Publication Date: May 2013

Source: Thank you to Veronica Grossman from Meryl L. Moss Media Relations, Inc.


For readers who have been drawn to The Paris Wife or Woody Allen’s Midnight in ParisBlack Venus captures the artistic scene in the great French city decades earlier, when the likes of Dumas and Balzac argued literature in the cafes of the Left Bank. 

Amongst the bohemians the young Charles Baudelaire stood out—dressed impeccably thanks to an inheritance that was quickly vanishing. Still at work on the poems which he hoped would make his name, he spent his nights enjoying the alcohol, opium, and women who filled the seedy streets of the city.  

One woman would catch his eye—a beautiful Haitian cabaret singer named Jeanne Duval. Their lives would remain forever intertwined thereafter, and their romance would inspire his most infamous poems—leading to the banning of his masterwork Les Fleurs du Mal and a scandalous public trial for obscenity.  

James MacManus’s Black Venus recreates the classic Parisian literary world in vivid detail, complete with not just an affecting portrait of the famous poet but also his often misunderstood, much-maligned muse.

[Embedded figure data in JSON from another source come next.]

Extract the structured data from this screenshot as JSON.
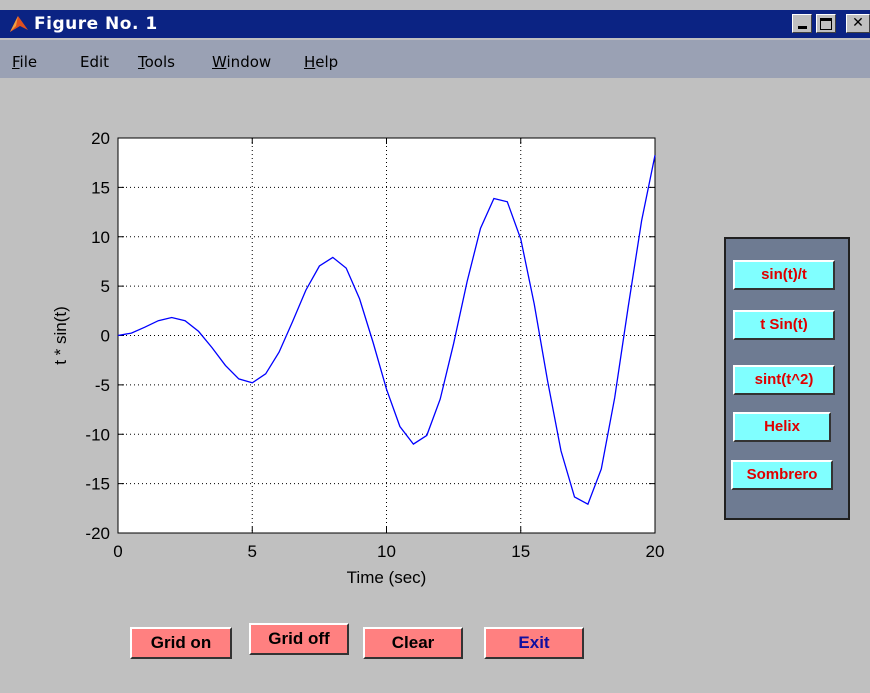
{
  "window": {
    "title": "Figure No. 1",
    "icon": "matlab-icon",
    "controls": {
      "minimize": "_",
      "maximize": "□",
      "close": "×"
    }
  },
  "menu": [
    {
      "label": "File",
      "accel": "F",
      "rest": "ile"
    },
    {
      "label": "Edit",
      "accel": "",
      "rest": "Edit"
    },
    {
      "label": "Tools",
      "accel": "T",
      "rest": "ools"
    },
    {
      "label": "Window",
      "accel": "W",
      "rest": "indow"
    },
    {
      "label": "Help",
      "accel": "H",
      "rest": "elp"
    }
  ],
  "chart_data": {
    "type": "line",
    "function": "t * sin(t)",
    "xlabel": "Time (sec)",
    "ylabel": "t * sin(t)",
    "xlim": [
      0,
      20
    ],
    "ylim": [
      -20,
      20
    ],
    "xticks": [
      0,
      5,
      10,
      15,
      20
    ],
    "yticks": [
      -20,
      -15,
      -10,
      -5,
      0,
      5,
      10,
      15,
      20
    ],
    "grid": true,
    "series": [
      {
        "color": "#0000ff",
        "x": [
          0,
          0.5,
          1,
          1.5,
          2,
          2.5,
          3,
          3.5,
          4,
          4.5,
          5,
          5.5,
          6,
          6.5,
          7,
          7.5,
          8,
          8.5,
          9,
          9.5,
          10,
          10.5,
          11,
          11.5,
          12,
          12.5,
          13,
          13.5,
          14,
          14.5,
          15,
          15.5,
          16,
          16.5,
          17,
          17.5,
          18,
          18.5,
          19,
          19.5,
          20
        ],
        "y": [
          0,
          0.24,
          0.84,
          1.5,
          1.82,
          1.5,
          0.42,
          -1.23,
          -3.03,
          -4.4,
          -4.79,
          -3.88,
          -1.68,
          1.4,
          4.6,
          7.04,
          7.91,
          6.83,
          3.71,
          -0.71,
          -5.44,
          -9.22,
          -11,
          -10.12,
          -6.44,
          -0.83,
          5.46,
          10.86,
          13.87,
          13.54,
          9.75,
          3.2,
          -4.61,
          -11.69,
          -16.34,
          -17.08,
          -13.52,
          -6.3,
          2.84,
          11.62,
          18.26
        ]
      }
    ]
  },
  "buttons": {
    "grid_on": "Grid on",
    "grid_off": "Grid off",
    "clear": "Clear",
    "exit": "Exit"
  },
  "side_buttons": [
    "sin(t)/t",
    "t Sin(t)",
    "sint(t^2)",
    "Helix",
    "Sombrero"
  ],
  "colors": {
    "titlebar": "#0b2383",
    "menubar": "#9aa1b4",
    "button_pink": "#ff8080",
    "button_cyan": "#80ffff",
    "panel": "#6e7b92",
    "exit_text": "#1010a0"
  }
}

A vivid novel of Charles Baudelaire and his lover Jeanne Duval, the Haitian cabaret singer who inspired his most famous and controversial poems, set in nineteenth-century Paris.

My Thoughts:

I knew little about Charles Baudelaire and Jeanne Duval. It was a pleasure to get to know them in Black Venus. They were a seductive and intriguing couple that needed one another. Sadly they also annihilated one another. Their tempestuous relationship is at the heart of this novel.

Jeanne Duval was essential to Baudelaire’s poetry. Without her there would have been no Les Fleurs du Mal. The literary significance of that work cannot be understated.

About the Author

Baudelaire was charged with obscenity after Les Fleurs was published. Reading about the trial in which he was accused of creating an offense against public morals was compelling.

Certain books inspire me to learn more about the people and the settings contained therein. This was one of those books. I found myself looking up the clothes, the people, and the relationships described in Black Venus because I wanted more. That, to me, is a sign of a great book.

Black Venus is a bewitching and illuminating read that I highly recommend.